Dean pulls out a small velvet box from inside his leather bomber jacket. I grip the metal bleacher, my fingers trying to ground me as my heart lifted as if it were attached to a million colorful balloons.

He didn’t want me to leave. In fact, here he was, fighting for me like he should have done all those years ago. I was a fool for not speaking up, for allowing myself to believe the worst in him yet again, without letting him explain. We’d both made the same mistakes we had seven years ago, but here Dean was, saying it wasn’t too late.

“You left something back in Los Angeles, besides me. And I couldn’t think of a better place to return it, if you still want it.” He laces his fingers through mine, setting the box down in the space between us.

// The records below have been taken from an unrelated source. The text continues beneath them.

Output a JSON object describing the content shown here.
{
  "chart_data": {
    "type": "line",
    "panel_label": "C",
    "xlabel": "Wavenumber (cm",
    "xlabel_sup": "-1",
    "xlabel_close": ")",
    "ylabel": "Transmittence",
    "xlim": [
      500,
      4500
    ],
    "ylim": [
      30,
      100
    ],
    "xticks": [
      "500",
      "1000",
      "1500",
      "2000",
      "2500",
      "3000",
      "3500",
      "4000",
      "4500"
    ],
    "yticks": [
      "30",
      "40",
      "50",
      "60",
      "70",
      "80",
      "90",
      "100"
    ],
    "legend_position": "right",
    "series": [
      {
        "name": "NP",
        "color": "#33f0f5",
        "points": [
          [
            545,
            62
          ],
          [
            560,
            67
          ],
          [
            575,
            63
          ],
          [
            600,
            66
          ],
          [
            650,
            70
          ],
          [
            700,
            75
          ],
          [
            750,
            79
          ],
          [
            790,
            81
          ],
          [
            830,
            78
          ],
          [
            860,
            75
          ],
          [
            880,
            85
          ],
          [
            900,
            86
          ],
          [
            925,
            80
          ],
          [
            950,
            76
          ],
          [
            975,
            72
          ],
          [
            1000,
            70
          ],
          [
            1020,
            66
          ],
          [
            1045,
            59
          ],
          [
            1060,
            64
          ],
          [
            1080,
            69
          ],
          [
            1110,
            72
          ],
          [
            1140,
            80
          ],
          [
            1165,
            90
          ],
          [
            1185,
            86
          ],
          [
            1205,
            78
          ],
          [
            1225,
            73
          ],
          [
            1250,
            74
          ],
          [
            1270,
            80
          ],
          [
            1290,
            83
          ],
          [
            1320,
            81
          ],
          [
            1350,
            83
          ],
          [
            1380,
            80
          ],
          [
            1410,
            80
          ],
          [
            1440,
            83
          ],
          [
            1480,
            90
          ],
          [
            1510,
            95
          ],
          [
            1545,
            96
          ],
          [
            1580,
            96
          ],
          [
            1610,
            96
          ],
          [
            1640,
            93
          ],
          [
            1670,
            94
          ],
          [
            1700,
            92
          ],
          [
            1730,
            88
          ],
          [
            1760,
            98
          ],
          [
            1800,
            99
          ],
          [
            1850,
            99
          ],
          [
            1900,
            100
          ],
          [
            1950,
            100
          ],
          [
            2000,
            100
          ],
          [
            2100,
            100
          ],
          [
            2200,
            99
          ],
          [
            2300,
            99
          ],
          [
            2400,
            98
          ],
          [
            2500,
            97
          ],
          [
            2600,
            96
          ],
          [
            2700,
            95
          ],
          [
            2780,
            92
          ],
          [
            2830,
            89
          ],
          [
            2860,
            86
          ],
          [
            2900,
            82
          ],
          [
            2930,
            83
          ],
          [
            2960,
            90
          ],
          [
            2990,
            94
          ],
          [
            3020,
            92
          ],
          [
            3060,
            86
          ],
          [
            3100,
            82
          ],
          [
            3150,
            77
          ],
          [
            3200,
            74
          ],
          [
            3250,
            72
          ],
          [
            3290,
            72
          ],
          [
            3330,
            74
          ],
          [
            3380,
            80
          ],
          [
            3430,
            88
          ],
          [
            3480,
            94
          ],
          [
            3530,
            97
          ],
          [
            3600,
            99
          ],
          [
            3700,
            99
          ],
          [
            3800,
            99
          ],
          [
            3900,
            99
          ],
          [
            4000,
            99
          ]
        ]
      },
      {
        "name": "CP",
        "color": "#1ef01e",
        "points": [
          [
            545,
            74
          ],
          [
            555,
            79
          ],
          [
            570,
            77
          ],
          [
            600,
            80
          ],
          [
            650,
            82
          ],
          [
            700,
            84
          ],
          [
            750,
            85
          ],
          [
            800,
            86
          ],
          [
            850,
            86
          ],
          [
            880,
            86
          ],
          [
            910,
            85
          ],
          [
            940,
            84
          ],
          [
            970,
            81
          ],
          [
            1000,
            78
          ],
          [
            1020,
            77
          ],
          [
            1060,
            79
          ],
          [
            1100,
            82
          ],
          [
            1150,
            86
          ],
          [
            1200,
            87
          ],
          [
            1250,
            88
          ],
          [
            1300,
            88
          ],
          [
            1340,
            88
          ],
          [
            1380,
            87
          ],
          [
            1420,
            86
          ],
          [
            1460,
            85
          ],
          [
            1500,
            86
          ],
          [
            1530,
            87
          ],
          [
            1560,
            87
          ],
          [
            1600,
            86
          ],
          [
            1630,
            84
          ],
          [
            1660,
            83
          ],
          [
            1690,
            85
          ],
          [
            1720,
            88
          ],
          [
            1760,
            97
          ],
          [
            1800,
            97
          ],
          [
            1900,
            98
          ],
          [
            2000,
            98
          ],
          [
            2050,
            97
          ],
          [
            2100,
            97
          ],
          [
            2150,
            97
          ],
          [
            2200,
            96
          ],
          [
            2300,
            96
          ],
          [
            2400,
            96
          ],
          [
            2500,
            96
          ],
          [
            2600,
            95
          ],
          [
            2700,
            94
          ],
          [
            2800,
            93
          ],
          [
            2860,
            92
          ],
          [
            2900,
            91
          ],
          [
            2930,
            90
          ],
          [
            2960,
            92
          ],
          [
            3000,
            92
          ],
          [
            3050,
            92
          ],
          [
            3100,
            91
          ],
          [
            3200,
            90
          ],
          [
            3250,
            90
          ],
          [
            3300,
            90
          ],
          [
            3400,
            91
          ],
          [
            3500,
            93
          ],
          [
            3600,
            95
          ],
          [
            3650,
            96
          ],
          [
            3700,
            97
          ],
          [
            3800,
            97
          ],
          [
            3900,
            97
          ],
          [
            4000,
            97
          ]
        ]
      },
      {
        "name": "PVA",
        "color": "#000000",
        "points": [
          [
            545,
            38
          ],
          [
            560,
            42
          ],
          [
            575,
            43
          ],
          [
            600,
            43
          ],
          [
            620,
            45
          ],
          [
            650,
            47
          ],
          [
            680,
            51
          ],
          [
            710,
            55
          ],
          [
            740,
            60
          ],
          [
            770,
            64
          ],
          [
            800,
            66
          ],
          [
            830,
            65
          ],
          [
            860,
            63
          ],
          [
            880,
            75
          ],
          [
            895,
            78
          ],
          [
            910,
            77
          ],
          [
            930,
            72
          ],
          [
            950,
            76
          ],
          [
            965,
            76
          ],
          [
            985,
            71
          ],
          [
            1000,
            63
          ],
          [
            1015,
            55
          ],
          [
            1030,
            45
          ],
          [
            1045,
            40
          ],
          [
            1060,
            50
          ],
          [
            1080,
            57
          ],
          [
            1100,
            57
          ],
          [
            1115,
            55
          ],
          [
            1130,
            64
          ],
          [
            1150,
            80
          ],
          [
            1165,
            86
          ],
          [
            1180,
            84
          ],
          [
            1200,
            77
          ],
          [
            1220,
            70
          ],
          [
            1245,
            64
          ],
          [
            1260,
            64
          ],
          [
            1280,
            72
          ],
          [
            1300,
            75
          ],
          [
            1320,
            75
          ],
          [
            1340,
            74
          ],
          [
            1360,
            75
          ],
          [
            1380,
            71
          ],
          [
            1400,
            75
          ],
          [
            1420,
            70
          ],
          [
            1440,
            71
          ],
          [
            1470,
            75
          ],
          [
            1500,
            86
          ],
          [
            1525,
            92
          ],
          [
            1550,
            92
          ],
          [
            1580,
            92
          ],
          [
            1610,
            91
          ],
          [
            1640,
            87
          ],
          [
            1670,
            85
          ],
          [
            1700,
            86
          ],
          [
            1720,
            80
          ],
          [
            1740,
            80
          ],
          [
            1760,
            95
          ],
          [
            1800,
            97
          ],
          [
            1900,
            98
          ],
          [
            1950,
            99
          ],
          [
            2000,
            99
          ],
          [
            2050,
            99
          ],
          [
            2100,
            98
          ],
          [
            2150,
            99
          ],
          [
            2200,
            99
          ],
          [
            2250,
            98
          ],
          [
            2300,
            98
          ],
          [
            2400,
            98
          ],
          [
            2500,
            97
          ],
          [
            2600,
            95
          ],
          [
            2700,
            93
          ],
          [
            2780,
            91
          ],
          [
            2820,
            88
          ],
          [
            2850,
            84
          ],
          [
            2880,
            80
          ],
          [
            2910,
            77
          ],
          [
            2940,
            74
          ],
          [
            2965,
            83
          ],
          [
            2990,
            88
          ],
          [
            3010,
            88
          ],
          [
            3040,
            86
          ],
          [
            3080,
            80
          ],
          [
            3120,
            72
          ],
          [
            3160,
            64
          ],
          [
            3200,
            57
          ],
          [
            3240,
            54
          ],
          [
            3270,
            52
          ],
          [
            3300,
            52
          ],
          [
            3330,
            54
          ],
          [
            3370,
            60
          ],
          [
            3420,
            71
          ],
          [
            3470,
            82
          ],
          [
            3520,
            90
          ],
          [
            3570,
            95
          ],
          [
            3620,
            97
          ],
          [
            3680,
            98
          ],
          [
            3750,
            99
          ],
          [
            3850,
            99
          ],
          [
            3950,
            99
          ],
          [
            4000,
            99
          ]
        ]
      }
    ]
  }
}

“Kara, my life had become so complicated that I didn’t even know who I was anymore. The last time I remember being sane, being in my own skin, was sitting on these bleachers with you in my arms. After everything happened … my star rose but my heart was broken. I was living a half-life, and it wasn’t whole again until I manipulated you into being with me. When you were under my roof, because a contract had put you there, my heart was finally on fire again. I felt like I could breathe again for the first time in seven years. I know I hurt you, far too many times to count, but Kara … I love you. You’re the only person in my life I’ve ever truly loved, and if I don’t tell you, I’ll regret it for the rest of my days. I know I’ve given you a million reasons not to … but take me back anyway. Because we’re it for each other, and you know it too. Be my fiancée, in the realest way possible. Marry me, complete me?”

Words escape me, and I teeter on the edge of raw bliss and sheer doubt. He’s fighting for us, enough for the both of us. And if he can take the leap over that edge, so can I.

“I love you.” Those three words that have sat in my heart for so long are finally set free, flying over our heads like the most beautiful of birds.

Dean sighs, a noise of relief, as he sinks to one knee on the structure that has held the most important moments of our lives. “That’s not an answer.”

I have to laugh, because as usual his slick charm has won me over. “Yes. The answer is yes.”